I'm pleased by this, the wankel Panther and Pantera both have bent windshields that I've never bothered to try to bend back because I figured they'd just get bent again. With this technique I'm confident now that with some heat and time I can bend the other windshields back and have them not bend in again.

Friday, January 2, 2015

Back to the Wankel

With the Ski-Doo mostly straightened out (I still want to figure out why the speedo doesn't work, its not the speedo or the cable) I headed back to the Wankel Panther. The clutch has been sent out for repair so I want to make sure the crank seals are all set before that comes back. The PTO side is done so now its time to dig into the Mag side. I'd previously pulled the recoil, recoil cup and fan housing. With all that removed the engine is really small...

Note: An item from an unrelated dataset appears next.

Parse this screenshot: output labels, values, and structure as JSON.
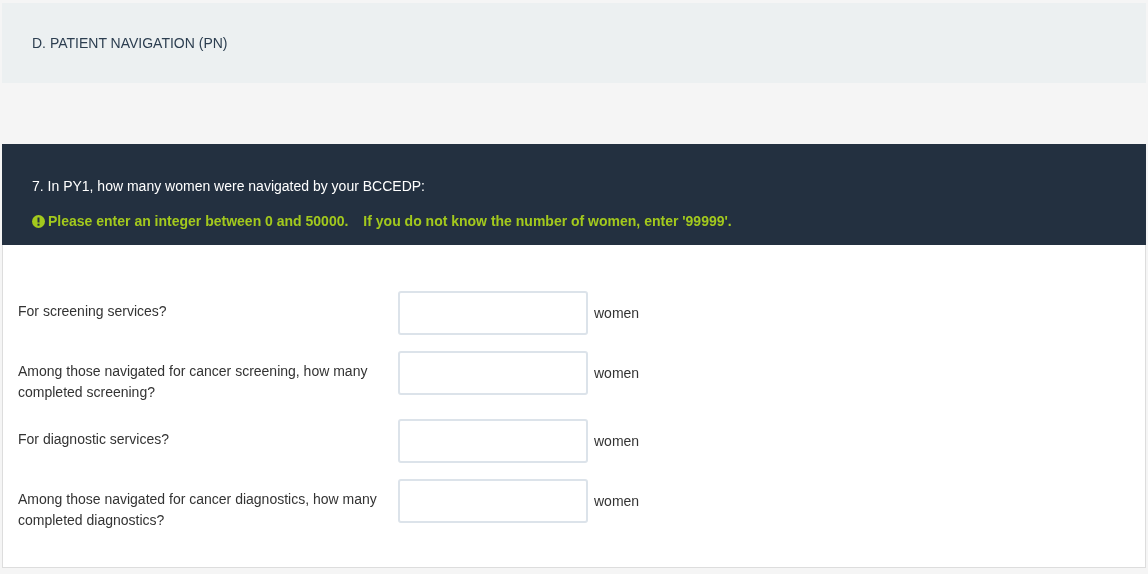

The fan is attached to the magneto. In the past I've had good luck pulling them with a 3 arm puller but this is the WRONG way to do it and can potentially crack the magnets ruining the magneto. So finally I got smart and picked up a harmonic balancer puller:

For $12 I feel like an idiot for not buying one sooner, this makes pulling the magneto almost childishly simple. The force of the pulling is applied so much closer to the shaft that almost none is wasted in the flex of the magneto and since its a straight pull theres little chance of the magneto flexing and binding on the shaft.

With the Magneto removed I'm staring at the stator and it looks like somebody has been here before, theres a nice index mark, you can see it just to the left of the top screw.

The one thing that really aggravates me about this sled is that there are no connectors in the wiring harness to the engine. This means the stator comes off with the plate that lives behind it.

Okay we're getting down to it now, the crank seal lives on that plate which, based on what I found on the other side I'd expect to have an o-ring also, except it doesn't and I can't figure where one would go...

Heres the engine side:

So I'm kind of in pause mode now. I posted on Vintage Sleds and sent a note to member 303Wankel who hopefully has done this before...

Thursday, January 1, 2015

More Ski-Doo welding!

Another day and more welding on the Ski-Doo. When I got it started there was exhaust pouring out all over the place. The pipe and can are really rusty and I'd done some real booger welding on it before so once more into the breach!

Heres some before:

The holes didn't look bad at first, you can see just a couple small holes in the first picture, the second is after I hit those same holes with the wire brush, the metal just evaporates.

Here's the U pipe from the main pipe to the can:

And after some welding effort:

This is actually some of the best welding I've ever done, I finally started to get a real feel for the puddle and how to make it move and get the "stack of nickels" look that is so desirable. You can see I've had to put multiple patches. When welding around a patch often I'll get some blow through. Normally I can rosette weld those spots but with metal this thin I end up welding a larger and larger area so for this work I started just adding more pieces of filler.

Heres a shot of the booger welds I did last time:

Thats also much heavier metal I welded in. The base was really rotted out that time and I had to be very careful to keep the pipe in shape as I built it back up. That metal is from a repair piece for a pickup bed and is I think 16ga steel, the stuff I'm working with now is from a computer case and is probably 18 or 20ga and much easier to form though I have to be a little more careful welding.